Press Release
Sutter Tracy RNs to Hold 1-Day Strike August 14
Registered nurses at Sutter Tracy Community Hospital will hold a one-day walkout Thursday, August 14 to protest the hard line taken by hospital executives on nurses’ concerns over safe staffing, other patient care issues, and fair standards on health coverage, the California Nurses Association/National Nurses United announced today.
CNA represents the 160 RNs at Sutter Tracy who voted in 2012 to join the state’s largest organization of RNs, but have been met with what they view as management intransigence and a refusal to take seriously RN concerns over quality of care during talks on their first collective bargaining agreement.
The Sutter Tracy strike coincides with walkouts also occurring on August 14 by RNs at Watsonville Community Hospital and Queen of the Valley Medical Center in Napa.
CNA represents RNs at 16 Sutter hospitals across Northern California, but has regularly faced what they see as corporate directives to put budget priorities and profits over safe care delivery.
“We want safe staffing, adequate resources and, above all, a voice in the care we deliver,” said nurse negotiator and RN activist Dotty Nygard.
“We need standards that lead to recruitment and retention of nurses, so that this community doesn't have to rely on temporary contracted nurse staffing which is a revolving door, a practice that's existed for years in some units. The community deserves better, with safe, competent and committed staff. We are sending a clear message that we are standing together and we are serious," said Nygard.
Setting nursing standards with strong patient safety and staffing language is a particularly important goal for the RNs noting a high turnover of the nursing workforce at Sutter Tracy and the continued use of out-of-town traveler nurses.
The RNs cite the refusal of hospital negotiators to address their concerns about safe staffing language to protect patients and to support provisions to protect RNs from on the job injuries due to unsafe patient lifting policies. The RNs are also at odds with the hospital over agreement on an RN-elected professional practice committee to meet with management on patient care issues.

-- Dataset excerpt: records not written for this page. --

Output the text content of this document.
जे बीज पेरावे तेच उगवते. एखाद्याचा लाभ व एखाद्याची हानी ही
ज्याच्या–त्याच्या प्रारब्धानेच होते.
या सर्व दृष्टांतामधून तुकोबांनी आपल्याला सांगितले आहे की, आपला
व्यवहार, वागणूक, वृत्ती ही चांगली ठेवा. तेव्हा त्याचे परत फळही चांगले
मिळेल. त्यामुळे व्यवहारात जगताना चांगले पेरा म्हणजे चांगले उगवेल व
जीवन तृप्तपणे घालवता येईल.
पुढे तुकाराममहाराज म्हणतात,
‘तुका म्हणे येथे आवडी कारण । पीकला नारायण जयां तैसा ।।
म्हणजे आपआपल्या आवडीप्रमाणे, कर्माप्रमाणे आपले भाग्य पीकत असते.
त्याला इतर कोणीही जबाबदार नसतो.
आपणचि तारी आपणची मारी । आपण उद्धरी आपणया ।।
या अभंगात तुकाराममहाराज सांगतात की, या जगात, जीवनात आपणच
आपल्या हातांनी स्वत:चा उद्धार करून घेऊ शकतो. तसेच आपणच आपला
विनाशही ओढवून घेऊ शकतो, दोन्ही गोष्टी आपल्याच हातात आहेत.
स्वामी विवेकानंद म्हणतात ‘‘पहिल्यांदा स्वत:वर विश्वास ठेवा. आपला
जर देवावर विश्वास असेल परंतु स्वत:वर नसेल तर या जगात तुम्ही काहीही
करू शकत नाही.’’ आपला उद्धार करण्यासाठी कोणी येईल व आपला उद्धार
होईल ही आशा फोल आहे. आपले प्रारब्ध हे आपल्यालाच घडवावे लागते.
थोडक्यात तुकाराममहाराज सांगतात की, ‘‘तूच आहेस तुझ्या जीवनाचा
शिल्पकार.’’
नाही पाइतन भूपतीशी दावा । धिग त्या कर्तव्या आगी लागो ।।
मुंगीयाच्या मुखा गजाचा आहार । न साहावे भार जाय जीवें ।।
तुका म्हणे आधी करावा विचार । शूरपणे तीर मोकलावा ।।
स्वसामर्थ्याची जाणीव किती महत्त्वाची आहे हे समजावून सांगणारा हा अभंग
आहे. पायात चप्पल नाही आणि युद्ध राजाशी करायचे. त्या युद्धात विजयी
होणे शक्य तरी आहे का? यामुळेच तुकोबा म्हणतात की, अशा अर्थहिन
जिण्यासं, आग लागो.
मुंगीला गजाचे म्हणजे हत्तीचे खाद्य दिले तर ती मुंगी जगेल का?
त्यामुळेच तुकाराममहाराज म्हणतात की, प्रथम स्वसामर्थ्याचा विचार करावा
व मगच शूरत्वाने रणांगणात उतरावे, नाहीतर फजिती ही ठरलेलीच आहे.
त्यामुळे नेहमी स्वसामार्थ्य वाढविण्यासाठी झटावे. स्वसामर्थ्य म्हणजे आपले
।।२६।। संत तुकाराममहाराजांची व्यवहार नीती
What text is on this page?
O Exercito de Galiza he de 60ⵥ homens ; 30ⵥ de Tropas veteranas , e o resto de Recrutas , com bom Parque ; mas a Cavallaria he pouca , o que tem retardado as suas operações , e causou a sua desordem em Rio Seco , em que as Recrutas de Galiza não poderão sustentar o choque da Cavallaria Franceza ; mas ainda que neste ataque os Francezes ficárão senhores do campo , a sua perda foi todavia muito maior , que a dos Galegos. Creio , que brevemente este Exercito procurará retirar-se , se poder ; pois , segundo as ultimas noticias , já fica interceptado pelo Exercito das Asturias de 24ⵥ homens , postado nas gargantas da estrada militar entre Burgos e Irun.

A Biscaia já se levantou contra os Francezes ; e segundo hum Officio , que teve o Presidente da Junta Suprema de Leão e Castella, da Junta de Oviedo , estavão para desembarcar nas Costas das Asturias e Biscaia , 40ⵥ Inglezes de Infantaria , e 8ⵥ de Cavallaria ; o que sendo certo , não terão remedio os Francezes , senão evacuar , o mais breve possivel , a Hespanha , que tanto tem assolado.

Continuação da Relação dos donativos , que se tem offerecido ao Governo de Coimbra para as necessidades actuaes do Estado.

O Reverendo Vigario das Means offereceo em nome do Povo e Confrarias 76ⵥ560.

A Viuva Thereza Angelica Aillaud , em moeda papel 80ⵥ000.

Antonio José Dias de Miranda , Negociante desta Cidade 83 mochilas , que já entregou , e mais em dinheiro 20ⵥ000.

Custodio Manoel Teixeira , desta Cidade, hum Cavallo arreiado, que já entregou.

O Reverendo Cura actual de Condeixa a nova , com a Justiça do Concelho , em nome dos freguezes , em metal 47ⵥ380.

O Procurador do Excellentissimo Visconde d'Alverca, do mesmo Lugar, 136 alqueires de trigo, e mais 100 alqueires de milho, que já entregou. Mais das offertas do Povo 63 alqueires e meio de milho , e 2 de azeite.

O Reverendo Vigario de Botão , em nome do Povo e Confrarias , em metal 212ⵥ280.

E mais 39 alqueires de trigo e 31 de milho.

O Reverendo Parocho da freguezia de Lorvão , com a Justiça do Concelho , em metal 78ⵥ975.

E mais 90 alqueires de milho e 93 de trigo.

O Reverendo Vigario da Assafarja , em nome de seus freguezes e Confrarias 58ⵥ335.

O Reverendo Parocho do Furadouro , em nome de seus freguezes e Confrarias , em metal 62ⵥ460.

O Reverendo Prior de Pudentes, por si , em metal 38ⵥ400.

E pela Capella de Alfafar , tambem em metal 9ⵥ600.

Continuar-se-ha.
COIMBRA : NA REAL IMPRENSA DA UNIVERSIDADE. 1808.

Also important are fair standards for health benefits. Sutter Tracy RNs pay the highest monthly premium rates throughout the Sutter system, with nurses required to pay as much as over $1,100 a month for coverage for themselves and their family, while Sutter management pays a fraction of what the nurses are mandated to pay.
The RNs and Sutter Tracy officials have been bargaining for more than two years now, without a resolution, during which time hospital officials unilaterally implemented changes to the health plan. A National Labor Relations Board administrative law judge ruled that Sutter Tracy had violated federal law with that unilateral change. Sutter has appealed that decision to the NLRB in Washington.
In addition, CNA has filed NLRB charges over the firing of a nurse activist, which was carried out without negotiating with the union as required by federal law.